I truly felt for Keir Starmer out there yesterday attempting a few punches at the large bag. I’m surprised only that one of the onlookers did not throw in the towel right there and then. It all evoked memories of Bill Gates on stage throwing some shapes at the Windows 95 launch.
As he tossed out his very first limp-wristed, slow-motion flick at the inanimate sack, scores of Northern Labour votes diffused into the ether.
On the day that Bill Gates announced his separation from his wife, Starmer had heralded his from reality and from the Labour heartlands.
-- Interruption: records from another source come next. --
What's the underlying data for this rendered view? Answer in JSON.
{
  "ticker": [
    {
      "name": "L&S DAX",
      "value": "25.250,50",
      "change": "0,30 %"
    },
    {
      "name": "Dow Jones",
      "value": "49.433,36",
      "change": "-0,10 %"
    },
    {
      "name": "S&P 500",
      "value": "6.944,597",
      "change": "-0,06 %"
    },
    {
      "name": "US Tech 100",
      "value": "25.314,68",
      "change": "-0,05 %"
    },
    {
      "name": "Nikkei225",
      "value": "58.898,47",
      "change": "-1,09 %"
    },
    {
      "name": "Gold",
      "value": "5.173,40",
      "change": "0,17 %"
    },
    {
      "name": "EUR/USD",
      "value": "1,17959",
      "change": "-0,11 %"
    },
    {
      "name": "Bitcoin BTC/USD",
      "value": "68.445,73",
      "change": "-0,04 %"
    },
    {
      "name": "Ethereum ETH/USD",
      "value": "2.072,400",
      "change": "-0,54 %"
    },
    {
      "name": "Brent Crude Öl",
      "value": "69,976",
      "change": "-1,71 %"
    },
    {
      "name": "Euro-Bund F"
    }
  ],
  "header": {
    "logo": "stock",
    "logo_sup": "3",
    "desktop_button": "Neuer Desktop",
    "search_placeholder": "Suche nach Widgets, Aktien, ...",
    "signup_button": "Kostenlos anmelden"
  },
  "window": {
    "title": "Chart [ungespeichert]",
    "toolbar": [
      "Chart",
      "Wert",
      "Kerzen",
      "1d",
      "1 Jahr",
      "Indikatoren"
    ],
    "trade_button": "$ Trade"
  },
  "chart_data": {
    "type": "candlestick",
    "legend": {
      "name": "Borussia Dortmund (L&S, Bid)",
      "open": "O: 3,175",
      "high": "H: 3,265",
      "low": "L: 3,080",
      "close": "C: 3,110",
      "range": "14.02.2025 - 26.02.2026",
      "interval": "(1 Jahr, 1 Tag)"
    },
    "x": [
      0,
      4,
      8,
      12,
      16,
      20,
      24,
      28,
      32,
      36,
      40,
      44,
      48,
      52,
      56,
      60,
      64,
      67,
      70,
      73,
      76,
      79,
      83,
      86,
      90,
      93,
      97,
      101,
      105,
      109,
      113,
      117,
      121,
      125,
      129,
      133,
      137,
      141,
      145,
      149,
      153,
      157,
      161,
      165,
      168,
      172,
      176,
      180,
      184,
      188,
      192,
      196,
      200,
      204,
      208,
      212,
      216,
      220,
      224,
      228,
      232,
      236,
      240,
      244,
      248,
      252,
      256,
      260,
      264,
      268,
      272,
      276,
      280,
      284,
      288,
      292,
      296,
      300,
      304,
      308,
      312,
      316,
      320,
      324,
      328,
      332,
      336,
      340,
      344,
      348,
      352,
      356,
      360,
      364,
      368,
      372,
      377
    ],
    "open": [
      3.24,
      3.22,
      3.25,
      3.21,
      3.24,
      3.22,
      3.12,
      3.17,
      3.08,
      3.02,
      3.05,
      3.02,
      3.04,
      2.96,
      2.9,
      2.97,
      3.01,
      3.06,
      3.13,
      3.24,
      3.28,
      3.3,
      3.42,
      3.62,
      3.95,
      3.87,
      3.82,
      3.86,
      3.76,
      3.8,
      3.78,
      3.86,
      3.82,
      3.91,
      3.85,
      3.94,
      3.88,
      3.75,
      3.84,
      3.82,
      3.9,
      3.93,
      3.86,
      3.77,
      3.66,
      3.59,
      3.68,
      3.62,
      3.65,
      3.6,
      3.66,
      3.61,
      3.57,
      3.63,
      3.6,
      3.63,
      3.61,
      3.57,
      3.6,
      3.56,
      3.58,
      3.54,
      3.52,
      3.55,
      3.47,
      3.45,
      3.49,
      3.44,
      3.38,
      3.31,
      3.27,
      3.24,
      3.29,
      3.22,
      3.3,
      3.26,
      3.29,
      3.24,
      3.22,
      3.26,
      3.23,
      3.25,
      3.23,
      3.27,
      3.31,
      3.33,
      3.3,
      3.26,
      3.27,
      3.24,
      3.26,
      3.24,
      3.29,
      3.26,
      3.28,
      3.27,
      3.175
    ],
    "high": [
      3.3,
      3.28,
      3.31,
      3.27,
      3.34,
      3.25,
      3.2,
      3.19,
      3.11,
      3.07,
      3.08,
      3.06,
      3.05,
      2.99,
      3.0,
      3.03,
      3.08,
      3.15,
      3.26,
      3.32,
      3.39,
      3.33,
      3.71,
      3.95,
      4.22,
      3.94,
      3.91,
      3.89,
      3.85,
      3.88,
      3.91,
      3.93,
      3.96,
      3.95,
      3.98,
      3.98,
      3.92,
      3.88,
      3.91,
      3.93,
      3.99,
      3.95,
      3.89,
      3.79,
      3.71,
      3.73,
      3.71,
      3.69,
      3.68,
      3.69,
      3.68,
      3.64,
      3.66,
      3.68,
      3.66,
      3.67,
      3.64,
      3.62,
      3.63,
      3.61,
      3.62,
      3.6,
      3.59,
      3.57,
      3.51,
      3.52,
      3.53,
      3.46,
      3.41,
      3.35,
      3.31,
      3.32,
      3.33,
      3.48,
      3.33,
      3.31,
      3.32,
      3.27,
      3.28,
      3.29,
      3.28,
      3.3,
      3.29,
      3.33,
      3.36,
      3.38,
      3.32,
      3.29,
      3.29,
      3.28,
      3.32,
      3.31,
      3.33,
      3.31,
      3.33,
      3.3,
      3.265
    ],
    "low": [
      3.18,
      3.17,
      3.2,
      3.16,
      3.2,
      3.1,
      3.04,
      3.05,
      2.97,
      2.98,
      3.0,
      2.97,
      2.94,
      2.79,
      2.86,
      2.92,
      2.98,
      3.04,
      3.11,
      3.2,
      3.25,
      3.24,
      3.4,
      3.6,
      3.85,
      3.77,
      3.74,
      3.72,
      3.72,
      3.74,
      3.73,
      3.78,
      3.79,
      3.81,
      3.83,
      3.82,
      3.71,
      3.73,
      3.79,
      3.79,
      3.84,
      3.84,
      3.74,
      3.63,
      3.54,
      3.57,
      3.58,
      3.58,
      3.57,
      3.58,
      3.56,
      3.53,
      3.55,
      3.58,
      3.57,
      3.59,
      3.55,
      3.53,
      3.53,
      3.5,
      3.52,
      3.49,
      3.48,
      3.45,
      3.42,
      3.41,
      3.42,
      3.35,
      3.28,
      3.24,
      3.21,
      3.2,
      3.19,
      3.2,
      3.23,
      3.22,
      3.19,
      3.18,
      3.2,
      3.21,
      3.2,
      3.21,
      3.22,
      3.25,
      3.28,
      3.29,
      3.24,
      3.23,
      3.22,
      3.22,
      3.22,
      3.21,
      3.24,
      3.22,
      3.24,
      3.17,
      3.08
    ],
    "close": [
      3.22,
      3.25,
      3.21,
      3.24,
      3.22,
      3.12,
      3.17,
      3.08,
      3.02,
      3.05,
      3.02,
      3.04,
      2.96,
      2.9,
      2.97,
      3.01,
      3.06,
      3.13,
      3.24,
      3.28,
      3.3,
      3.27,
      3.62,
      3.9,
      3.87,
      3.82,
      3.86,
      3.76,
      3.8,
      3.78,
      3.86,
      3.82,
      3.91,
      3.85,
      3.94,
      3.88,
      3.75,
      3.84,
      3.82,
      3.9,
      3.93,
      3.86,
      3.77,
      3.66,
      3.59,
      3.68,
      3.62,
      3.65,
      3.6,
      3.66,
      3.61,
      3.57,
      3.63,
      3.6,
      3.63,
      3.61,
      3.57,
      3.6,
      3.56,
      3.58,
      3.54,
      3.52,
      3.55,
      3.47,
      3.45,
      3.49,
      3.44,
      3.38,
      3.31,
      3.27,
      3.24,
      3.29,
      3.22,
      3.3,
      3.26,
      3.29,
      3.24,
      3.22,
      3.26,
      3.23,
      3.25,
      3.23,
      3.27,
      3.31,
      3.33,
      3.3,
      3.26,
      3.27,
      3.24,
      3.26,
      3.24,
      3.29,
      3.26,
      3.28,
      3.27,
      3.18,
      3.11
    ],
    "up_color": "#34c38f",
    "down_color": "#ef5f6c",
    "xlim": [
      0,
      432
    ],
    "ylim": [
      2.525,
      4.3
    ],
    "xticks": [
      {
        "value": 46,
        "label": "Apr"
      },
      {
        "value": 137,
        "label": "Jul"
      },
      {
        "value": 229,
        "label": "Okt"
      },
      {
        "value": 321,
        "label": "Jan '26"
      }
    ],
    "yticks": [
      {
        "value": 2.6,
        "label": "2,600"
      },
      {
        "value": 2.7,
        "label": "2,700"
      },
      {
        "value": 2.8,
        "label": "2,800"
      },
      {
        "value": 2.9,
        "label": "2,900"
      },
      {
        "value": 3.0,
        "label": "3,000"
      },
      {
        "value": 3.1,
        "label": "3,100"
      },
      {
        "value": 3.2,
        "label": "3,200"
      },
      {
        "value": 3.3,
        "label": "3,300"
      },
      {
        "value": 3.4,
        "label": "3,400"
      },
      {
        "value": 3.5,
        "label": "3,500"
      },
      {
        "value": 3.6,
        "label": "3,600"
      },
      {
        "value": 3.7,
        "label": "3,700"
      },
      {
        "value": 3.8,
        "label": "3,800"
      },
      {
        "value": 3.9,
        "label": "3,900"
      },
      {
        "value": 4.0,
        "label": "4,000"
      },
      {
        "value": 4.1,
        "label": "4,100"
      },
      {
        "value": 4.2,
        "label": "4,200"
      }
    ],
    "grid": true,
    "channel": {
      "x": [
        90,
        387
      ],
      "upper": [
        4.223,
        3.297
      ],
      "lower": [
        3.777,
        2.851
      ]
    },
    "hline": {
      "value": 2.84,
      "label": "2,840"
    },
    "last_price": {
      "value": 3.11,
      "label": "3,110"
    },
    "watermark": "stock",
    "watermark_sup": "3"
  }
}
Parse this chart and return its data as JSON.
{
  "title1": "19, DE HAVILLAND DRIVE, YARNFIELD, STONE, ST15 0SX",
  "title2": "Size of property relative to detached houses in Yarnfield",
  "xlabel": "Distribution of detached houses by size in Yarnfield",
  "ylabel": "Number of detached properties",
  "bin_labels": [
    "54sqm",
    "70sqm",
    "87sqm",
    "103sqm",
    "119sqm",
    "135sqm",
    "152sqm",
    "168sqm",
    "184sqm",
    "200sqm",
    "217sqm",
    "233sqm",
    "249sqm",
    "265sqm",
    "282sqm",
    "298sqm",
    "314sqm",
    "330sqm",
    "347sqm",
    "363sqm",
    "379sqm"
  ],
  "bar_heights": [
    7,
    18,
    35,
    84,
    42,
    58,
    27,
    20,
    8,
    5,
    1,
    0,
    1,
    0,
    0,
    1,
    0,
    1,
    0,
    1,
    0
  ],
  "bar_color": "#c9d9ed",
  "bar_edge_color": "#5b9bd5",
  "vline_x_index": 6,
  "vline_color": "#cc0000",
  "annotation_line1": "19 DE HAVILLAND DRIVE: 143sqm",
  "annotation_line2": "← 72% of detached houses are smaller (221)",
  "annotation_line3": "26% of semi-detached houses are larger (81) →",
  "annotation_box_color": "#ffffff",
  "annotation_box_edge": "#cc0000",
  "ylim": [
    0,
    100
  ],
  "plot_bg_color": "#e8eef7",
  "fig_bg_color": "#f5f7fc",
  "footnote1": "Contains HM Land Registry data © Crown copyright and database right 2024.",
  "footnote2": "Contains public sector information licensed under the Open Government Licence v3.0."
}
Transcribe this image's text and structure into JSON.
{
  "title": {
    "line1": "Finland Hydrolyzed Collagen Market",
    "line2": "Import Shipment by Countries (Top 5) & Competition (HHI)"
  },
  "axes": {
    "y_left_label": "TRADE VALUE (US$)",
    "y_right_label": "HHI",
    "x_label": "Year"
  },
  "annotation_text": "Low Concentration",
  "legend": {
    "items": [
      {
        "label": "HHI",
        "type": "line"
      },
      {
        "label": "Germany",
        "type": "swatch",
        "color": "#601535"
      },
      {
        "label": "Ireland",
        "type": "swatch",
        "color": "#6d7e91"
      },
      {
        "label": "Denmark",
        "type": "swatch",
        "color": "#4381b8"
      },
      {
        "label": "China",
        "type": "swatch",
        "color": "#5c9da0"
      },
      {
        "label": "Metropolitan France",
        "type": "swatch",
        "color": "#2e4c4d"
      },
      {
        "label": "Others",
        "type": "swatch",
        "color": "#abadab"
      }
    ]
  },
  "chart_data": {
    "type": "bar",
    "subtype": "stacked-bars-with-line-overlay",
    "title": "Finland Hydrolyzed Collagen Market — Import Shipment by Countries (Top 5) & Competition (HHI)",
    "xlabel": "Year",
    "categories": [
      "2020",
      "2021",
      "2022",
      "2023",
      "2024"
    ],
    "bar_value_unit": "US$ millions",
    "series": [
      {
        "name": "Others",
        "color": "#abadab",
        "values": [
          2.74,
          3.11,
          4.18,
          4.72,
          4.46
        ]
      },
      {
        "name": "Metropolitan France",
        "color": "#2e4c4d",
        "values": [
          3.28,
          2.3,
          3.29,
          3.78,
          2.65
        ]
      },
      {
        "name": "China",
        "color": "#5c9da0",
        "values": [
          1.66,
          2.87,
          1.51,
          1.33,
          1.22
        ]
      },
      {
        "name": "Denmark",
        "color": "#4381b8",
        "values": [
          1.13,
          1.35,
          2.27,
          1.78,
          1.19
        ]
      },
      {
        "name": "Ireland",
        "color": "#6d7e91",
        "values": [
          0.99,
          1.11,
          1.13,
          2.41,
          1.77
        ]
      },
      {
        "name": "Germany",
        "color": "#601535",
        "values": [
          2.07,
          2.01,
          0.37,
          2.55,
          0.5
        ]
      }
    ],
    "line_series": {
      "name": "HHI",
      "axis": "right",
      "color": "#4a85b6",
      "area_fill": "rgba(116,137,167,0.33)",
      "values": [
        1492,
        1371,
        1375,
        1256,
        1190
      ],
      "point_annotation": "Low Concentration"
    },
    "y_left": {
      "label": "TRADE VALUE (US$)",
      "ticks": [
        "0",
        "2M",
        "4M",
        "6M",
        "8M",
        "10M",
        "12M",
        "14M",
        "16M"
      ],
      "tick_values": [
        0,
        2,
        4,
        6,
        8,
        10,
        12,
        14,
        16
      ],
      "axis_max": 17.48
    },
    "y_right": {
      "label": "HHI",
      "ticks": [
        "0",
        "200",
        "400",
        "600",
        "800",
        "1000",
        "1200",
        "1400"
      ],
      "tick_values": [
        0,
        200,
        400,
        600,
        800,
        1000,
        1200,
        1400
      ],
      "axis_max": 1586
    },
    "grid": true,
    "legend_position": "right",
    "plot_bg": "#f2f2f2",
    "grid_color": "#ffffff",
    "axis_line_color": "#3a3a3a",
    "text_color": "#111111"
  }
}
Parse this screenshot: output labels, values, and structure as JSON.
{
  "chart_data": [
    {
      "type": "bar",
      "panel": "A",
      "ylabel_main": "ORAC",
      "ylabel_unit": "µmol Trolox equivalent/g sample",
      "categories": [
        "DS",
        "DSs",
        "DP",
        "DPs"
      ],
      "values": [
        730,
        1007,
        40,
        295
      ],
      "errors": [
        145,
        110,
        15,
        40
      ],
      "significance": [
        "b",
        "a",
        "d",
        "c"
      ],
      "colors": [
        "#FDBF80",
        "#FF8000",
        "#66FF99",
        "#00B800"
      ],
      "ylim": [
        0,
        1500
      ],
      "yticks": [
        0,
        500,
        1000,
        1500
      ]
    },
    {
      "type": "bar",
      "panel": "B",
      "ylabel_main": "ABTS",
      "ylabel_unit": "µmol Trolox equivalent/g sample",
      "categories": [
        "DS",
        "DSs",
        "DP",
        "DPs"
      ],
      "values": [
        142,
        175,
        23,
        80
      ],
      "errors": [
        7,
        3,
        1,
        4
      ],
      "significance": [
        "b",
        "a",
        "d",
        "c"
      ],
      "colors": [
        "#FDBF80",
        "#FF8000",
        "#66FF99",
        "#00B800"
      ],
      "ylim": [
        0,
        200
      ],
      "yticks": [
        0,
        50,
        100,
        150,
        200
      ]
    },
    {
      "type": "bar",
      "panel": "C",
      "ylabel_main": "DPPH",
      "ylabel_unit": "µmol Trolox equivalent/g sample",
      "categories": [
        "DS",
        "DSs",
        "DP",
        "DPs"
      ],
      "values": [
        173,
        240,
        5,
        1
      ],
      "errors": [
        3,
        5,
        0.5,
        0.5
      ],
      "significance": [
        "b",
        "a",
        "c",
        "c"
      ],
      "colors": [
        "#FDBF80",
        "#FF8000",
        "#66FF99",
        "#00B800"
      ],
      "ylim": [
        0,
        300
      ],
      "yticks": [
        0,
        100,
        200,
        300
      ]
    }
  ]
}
Whoever set that stunt up needs to be taken out, beaten with hot pokers, and then thrashed some more. Sir Keith has the motor skills of a semi-filled, warm stoma and the sense of humour of the surviving, rooted cabin boy forced to drink from it after a shipwreck. He’d have been better suited to a pair oven gloves and retrieving Nana’s casserole from the heart of the Beko.
Perhaps it was somebody’s way of expressing that it was all looking hopelessly rocky.
And if you look carefully, the gloves were attached to wool that his Mum had obviously threaded through the sleeves of his jacket.
He genuinely winced as if the bag was going to hit him back, which rather explains why he cannot muster up any meaningful combinations in the House.
Not even Don King, rapping on speed and swirling those poxy little sandcastle flags about, could have sold the Cardboard Cruiser to the masses.
Perhaps it might have helped if they had strapped the punchbag to a mountain bike and allowed him to get into an SUV before the moment of engagement?
Probably not, because then nothing certainly would have come of it.
As will nothing of his vacant, flaccid ‘opposition’.